More than a decade before setting out on that “fateful trip” on the S.S. Minnow, as the show’s theme song put it, an 18–year-old Tina Louise appeared in LIFE, and undoubtedly Ginger would have approved of the photo display. The magazine presented Louise as a young woman of glamor and talent who drew outsized attention from the boys.
In its Feb. 2, 1953 issue legendary LIFE photographer Nina Leen chronicled a big night for Louise, who at the time was a budding actress known as Tina Myers, in the hardly-deserted isle of Manhattan. At the beginning of the night Leen photographed Louise backstage at the Broadway musical revue in which she was performing.

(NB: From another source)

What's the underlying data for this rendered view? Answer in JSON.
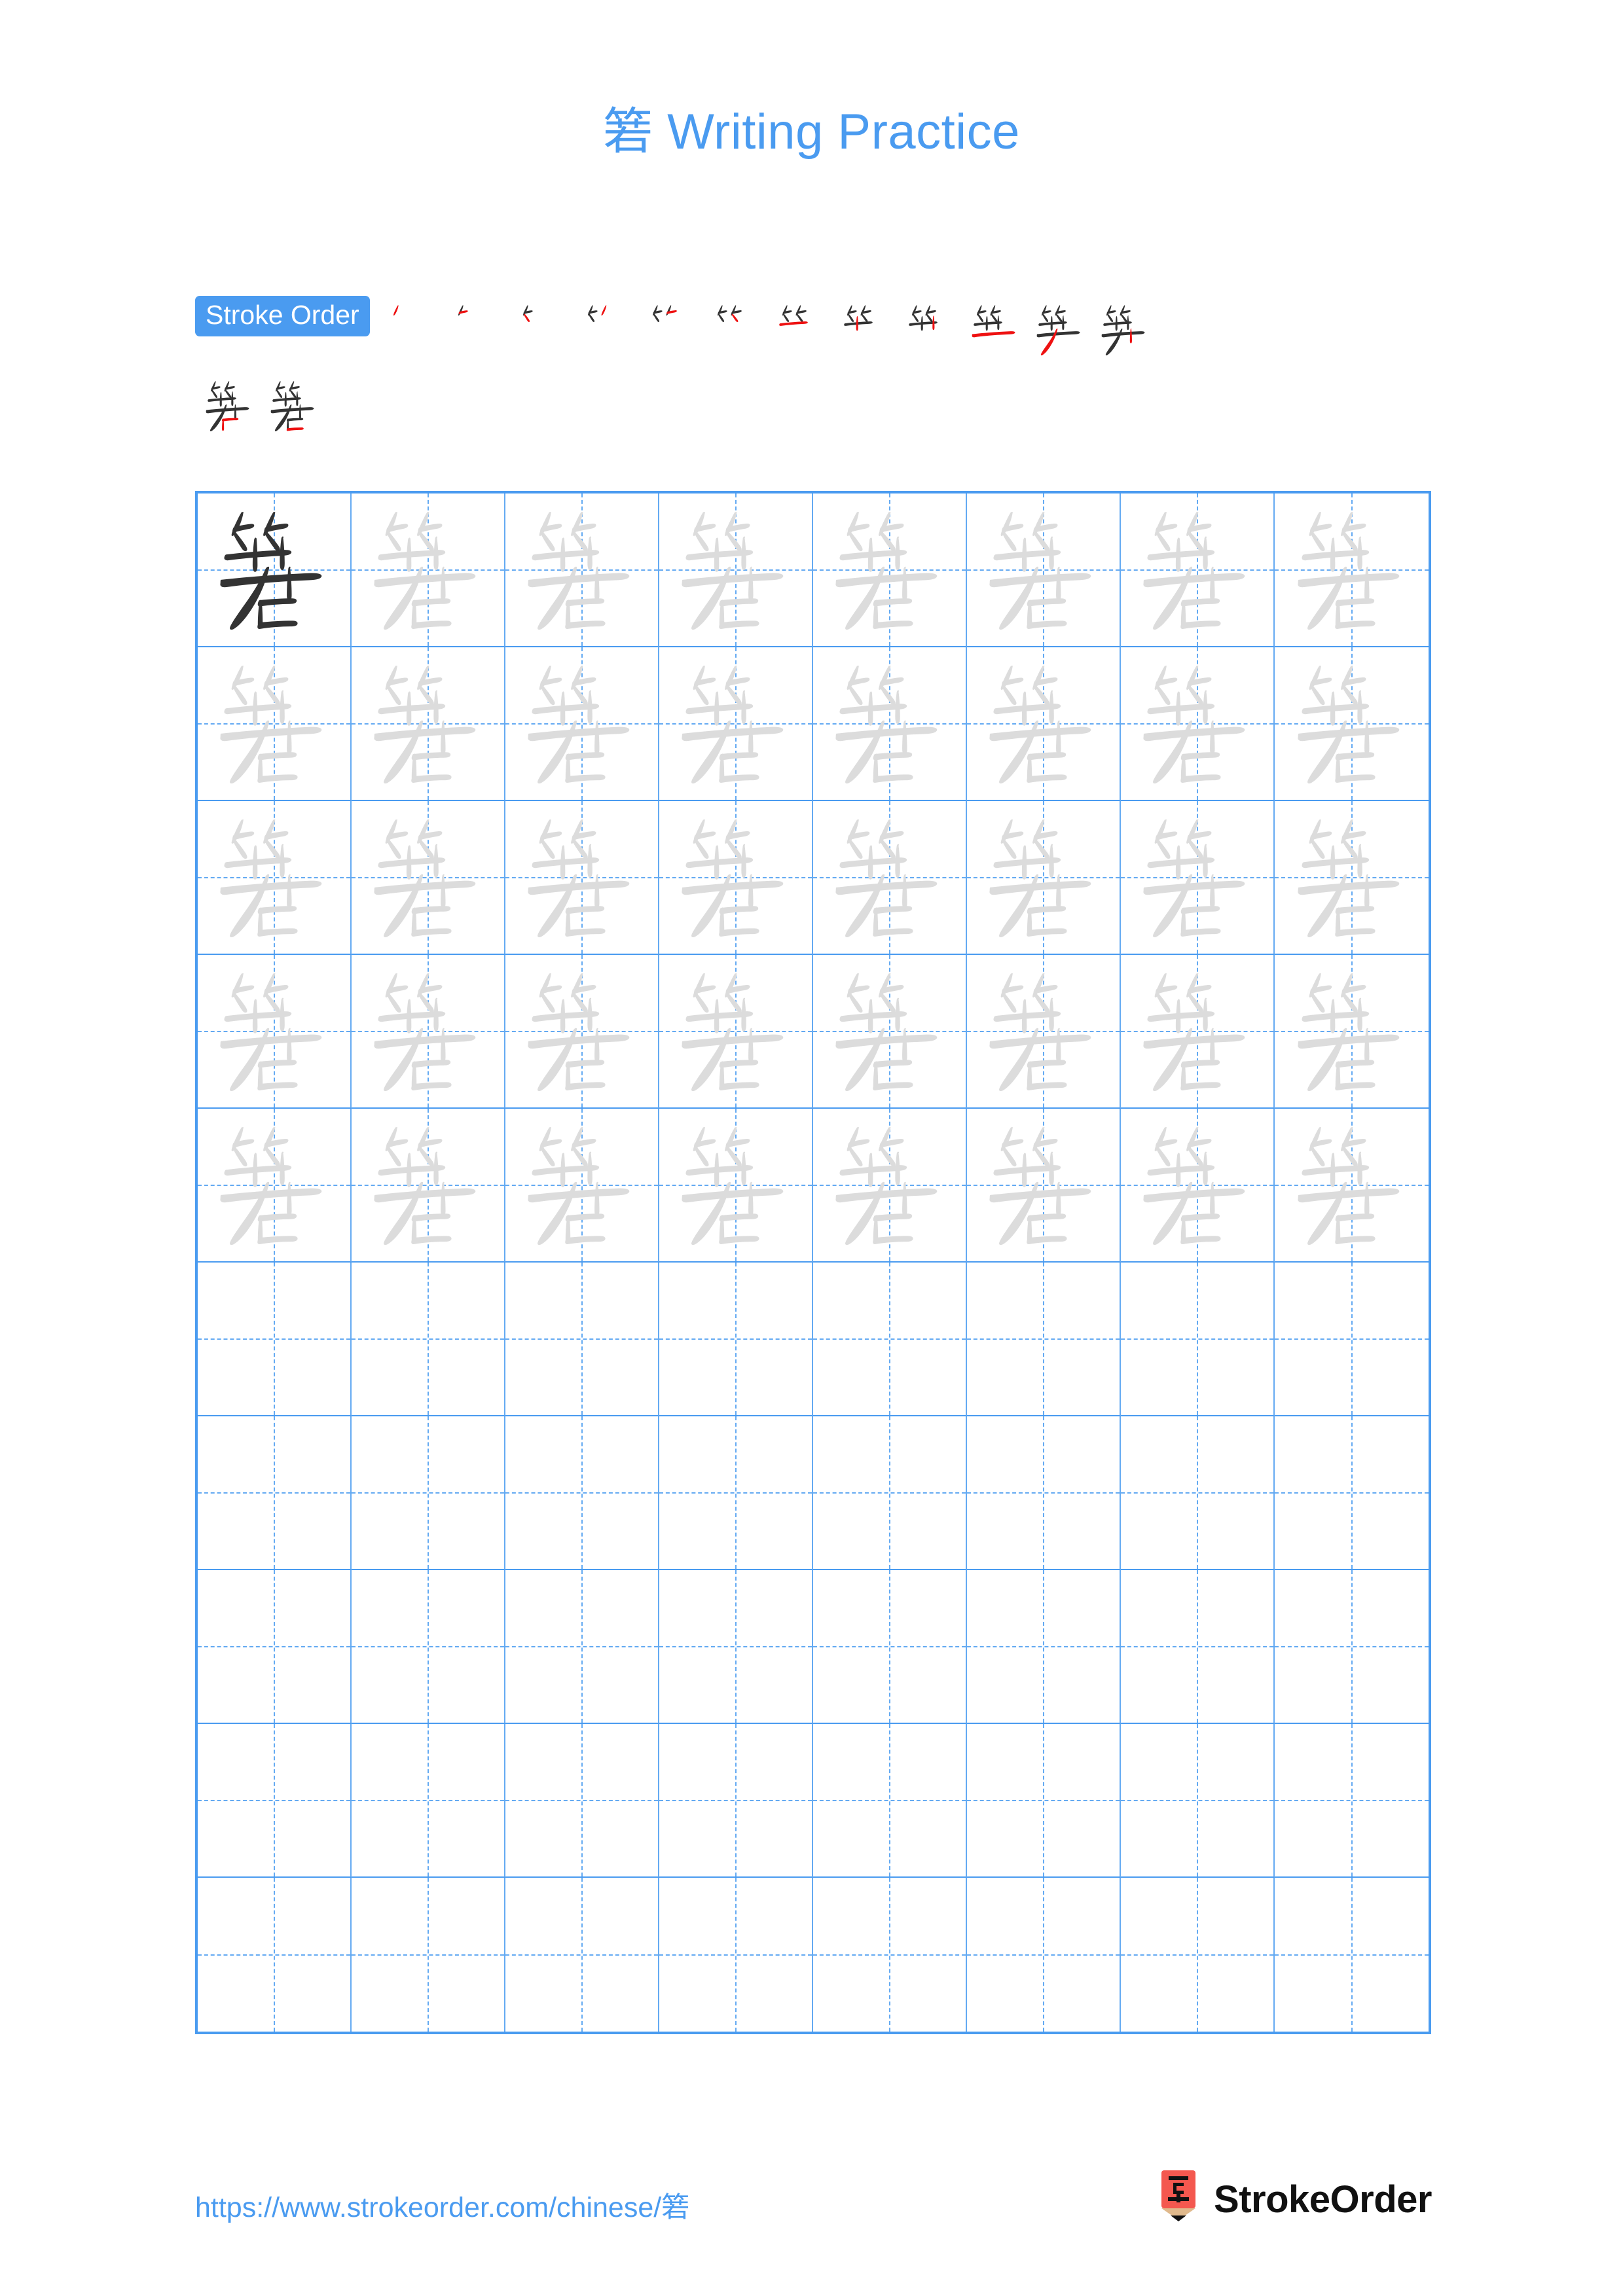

Later that night Leen captured Louise as she made her society debut in a ball at the Waldorf Astoria.
Here’s how LIFE described the young woman’s big night:
Tina Myers started out the evening as one of the 15 chorus girls in the Bette Davis Broadway Show, Two’s Company. She got through her sketch in which she speaks two lines and then, being excused from the last two numbers, ran to her dressing room to don a white, wide-skirted gown and go off to a cotillion. For Tina, 18, and the daughter of a wealthy New York manufacturer, was about to make her debut in society one week after her debut in the professional theater. There were 111 debutantes coming out with Tina at the Waldorf Astoria. They were all greeted with polite applause as they curtsied. But when Tina appeared she was met by a storm of gasps and wolf whistles.
After being featured in the magazine, Louise continued to act in stage shows for several years, before moving onto the movies and television. In 1958 she won the Golden Globe for New Star of the Year for her movie debut in the drama God’s Little Acre. (Other notable winners of that particular Golden Globe award, which was handed out from 1947 to ’82, include Jane Fonda, Jayne Mansfield and Natalie Wood.)

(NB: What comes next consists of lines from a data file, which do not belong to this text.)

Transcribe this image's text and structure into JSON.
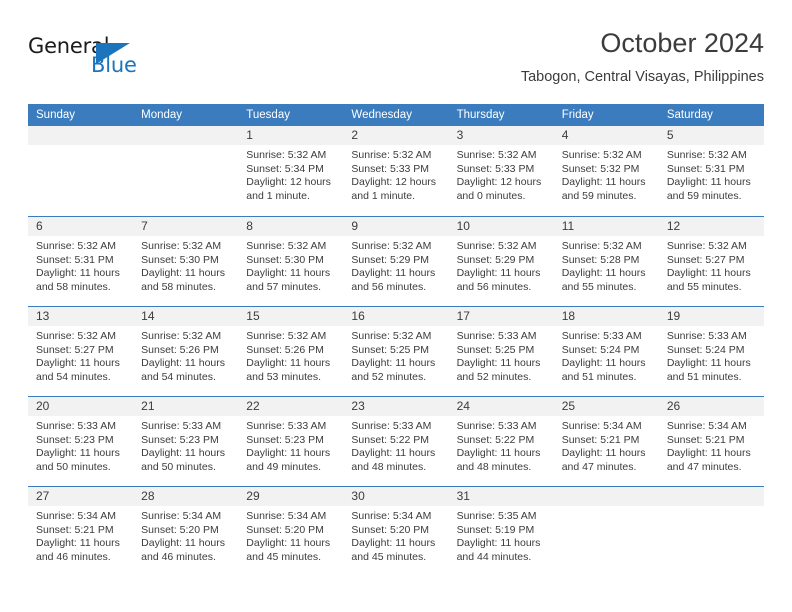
{
  "logo": {
    "word_top": "General",
    "word_bottom": "Blue",
    "accent_color": "#1b74bc"
  },
  "header": {
    "title": "October 2024",
    "location": "Tabogon, Central Visayas, Philippines"
  },
  "theme": {
    "header_blue": "#3a7cbe",
    "day_band_gray": "#f2f2f2",
    "text": "#3c3c3c"
  },
  "calendar": {
    "weekday_headers": [
      "Sunday",
      "Monday",
      "Tuesday",
      "Wednesday",
      "Thursday",
      "Friday",
      "Saturday"
    ],
    "weeks": [
      [
        {
          "day": "",
          "lines": []
        },
        {
          "day": "",
          "lines": []
        },
        {
          "day": "1",
          "lines": [
            "Sunrise: 5:32 AM",
            "Sunset: 5:34 PM",
            "Daylight: 12 hours",
            "and 1 minute."
          ]
        },
        {
          "day": "2",
          "lines": [
            "Sunrise: 5:32 AM",
            "Sunset: 5:33 PM",
            "Daylight: 12 hours",
            "and 1 minute."
          ]
        },
        {
          "day": "3",
          "lines": [
            "Sunrise: 5:32 AM",
            "Sunset: 5:33 PM",
            "Daylight: 12 hours",
            "and 0 minutes."
          ]
        },
        {
          "day": "4",
          "lines": [
            "Sunrise: 5:32 AM",
            "Sunset: 5:32 PM",
            "Daylight: 11 hours",
            "and 59 minutes."
          ]
        },
        {
          "day": "5",
          "lines": [
            "Sunrise: 5:32 AM",
            "Sunset: 5:31 PM",
            "Daylight: 11 hours",
            "and 59 minutes."
          ]
        }
      ],
      [
        {
          "day": "6",
          "lines": [
            "Sunrise: 5:32 AM",
            "Sunset: 5:31 PM",
            "Daylight: 11 hours",
            "and 58 minutes."
          ]
        },
        {
          "day": "7",
          "lines": [
            "Sunrise: 5:32 AM",
            "Sunset: 5:30 PM",
            "Daylight: 11 hours",
            "and 58 minutes."
          ]
        },
        {
          "day": "8",
          "lines": [
            "Sunrise: 5:32 AM",
            "Sunset: 5:30 PM",
            "Daylight: 11 hours",
            "and 57 minutes."
          ]
        },
        {
          "day": "9",
          "lines": [
            "Sunrise: 5:32 AM",
            "Sunset: 5:29 PM",
            "Daylight: 11 hours",
            "and 56 minutes."
          ]
        },
        {
          "day": "10",
          "lines": [
            "Sunrise: 5:32 AM",
            "Sunset: 5:29 PM",
            "Daylight: 11 hours",
            "and 56 minutes."
          ]
        },
        {
          "day": "11",
          "lines": [
            "Sunrise: 5:32 AM",
            "Sunset: 5:28 PM",
            "Daylight: 11 hours",
            "and 55 minutes."
          ]
        },
        {
          "day": "12",
          "lines": [
            "Sunrise: 5:32 AM",
            "Sunset: 5:27 PM",
            "Daylight: 11 hours",
            "and 55 minutes."
          ]
        }
      ],
      [
        {
          "day": "13",
          "lines": [
            "Sunrise: 5:32 AM",
            "Sunset: 5:27 PM",
            "Daylight: 11 hours",
            "and 54 minutes."
          ]
        },
        {
          "day": "14",
          "lines": [
            "Sunrise: 5:32 AM",
            "Sunset: 5:26 PM",
            "Daylight: 11 hours",
            "and 54 minutes."
          ]
        },
        {
          "day": "15",
          "lines": [
            "Sunrise: 5:32 AM",
            "Sunset: 5:26 PM",
            "Daylight: 11 hours",
            "and 53 minutes."
          ]
        },
        {
          "day": "16",
          "lines": [
            "Sunrise: 5:32 AM",
            "Sunset: 5:25 PM",
            "Daylight: 11 hours",
            "and 52 minutes."
          ]
        },
        {
          "day": "17",
          "lines": [
            "Sunrise: 5:33 AM",
            "Sunset: 5:25 PM",
            "Daylight: 11 hours",
            "and 52 minutes."
          ]
        },
        {
          "day": "18",
          "lines": [
            "Sunrise: 5:33 AM",
            "Sunset: 5:24 PM",
            "Daylight: 11 hours",
            "and 51 minutes."
          ]
        },
        {
          "day": "19",
          "lines": [
            "Sunrise: 5:33 AM",
            "Sunset: 5:24 PM",
            "Daylight: 11 hours",
            "and 51 minutes."
          ]
        }
      ],
      [
        {
          "day": "20",
          "lines": [
            "Sunrise: 5:33 AM",
            "Sunset: 5:23 PM",
            "Daylight: 11 hours",
            "and 50 minutes."
          ]
        },
        {
          "day": "21",
          "lines": [
            "Sunrise: 5:33 AM",
            "Sunset: 5:23 PM",
            "Daylight: 11 hours",
            "and 50 minutes."
          ]
        },
        {
          "day": "22",
          "lines": [
            "Sunrise: 5:33 AM",
            "Sunset: 5:23 PM",
            "Daylight: 11 hours",
            "and 49 minutes."
          ]
        },
        {
          "day": "23",
          "lines": [
            "Sunrise: 5:33 AM",
            "Sunset: 5:22 PM",
            "Daylight: 11 hours",
            "and 48 minutes."
          ]
        },
        {
          "day": "24",
          "lines": [
            "Sunrise: 5:33 AM",
            "Sunset: 5:22 PM",
            "Daylight: 11 hours",
            "and 48 minutes."
          ]
        },
        {
          "day": "25",
          "lines": [
            "Sunrise: 5:34 AM",
            "Sunset: 5:21 PM",
            "Daylight: 11 hours",
            "and 47 minutes."
          ]
        },
        {
          "day": "26",
          "lines": [
            "Sunrise: 5:34 AM",
            "Sunset: 5:21 PM",
            "Daylight: 11 hours",
            "and 47 minutes."
          ]
        }
      ],
      [
        {
          "day": "27",
          "lines": [
            "Sunrise: 5:34 AM",
            "Sunset: 5:21 PM",
            "Daylight: 11 hours",
            "and 46 minutes."
          ]
        },
        {
          "day": "28",
          "lines": [
            "Sunrise: 5:34 AM",
            "Sunset: 5:20 PM",
            "Daylight: 11 hours",
            "and 46 minutes."
          ]
        },
        {
          "day": "29",
          "lines": [
            "Sunrise: 5:34 AM",
            "Sunset: 5:20 PM",
            "Daylight: 11 hours",
            "and 45 minutes."
          ]
        },
        {
          "day": "30",
          "lines": [
            "Sunrise: 5:34 AM",
            "Sunset: 5:20 PM",
            "Daylight: 11 hours",
            "and 45 minutes."
          ]
        },
        {
          "day": "31",
          "lines": [
            "Sunrise: 5:35 AM",
            "Sunset: 5:19 PM",
            "Daylight: 11 hours",
            "and 44 minutes."
          ]
        },
        {
          "day": "",
          "lines": []
        },
        {
          "day": "",
          "lines": []
        }
      ]
    ]
  }
}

On Giligan’s Island, Louise’s performance as Ginger played off glamorous qualities that attracted Leen’s camera back in 1952. In one episode Louise performed the song “I Want to Be Loved By You”, and that clip captures both the fun of her character, and of the show in general. These seven castaways have supposedly been stuck on this island for ages, but there goes Ginger, with her glitzy gown and full makeup and perfectly done hair, performing a song that Marilyn Monroe had also sung in the movie Some Like it Hot. In that movie Monroe performed with a big band; on Gilligan’s Island, Louise sings to the accompaniment of a phonograph rigged up by a professor and operated by a millionaire in a blue blazer.
No one will mistake Gilligan’s Island for Lord of the Flies—or any of the more gritty shows about castaways such as The Wilds or Yellowjackets that focus on the struggle for survival. But it was unmistakable fun, and a reason why that former debutante and the rest of her co-stars remain so warmly remembered.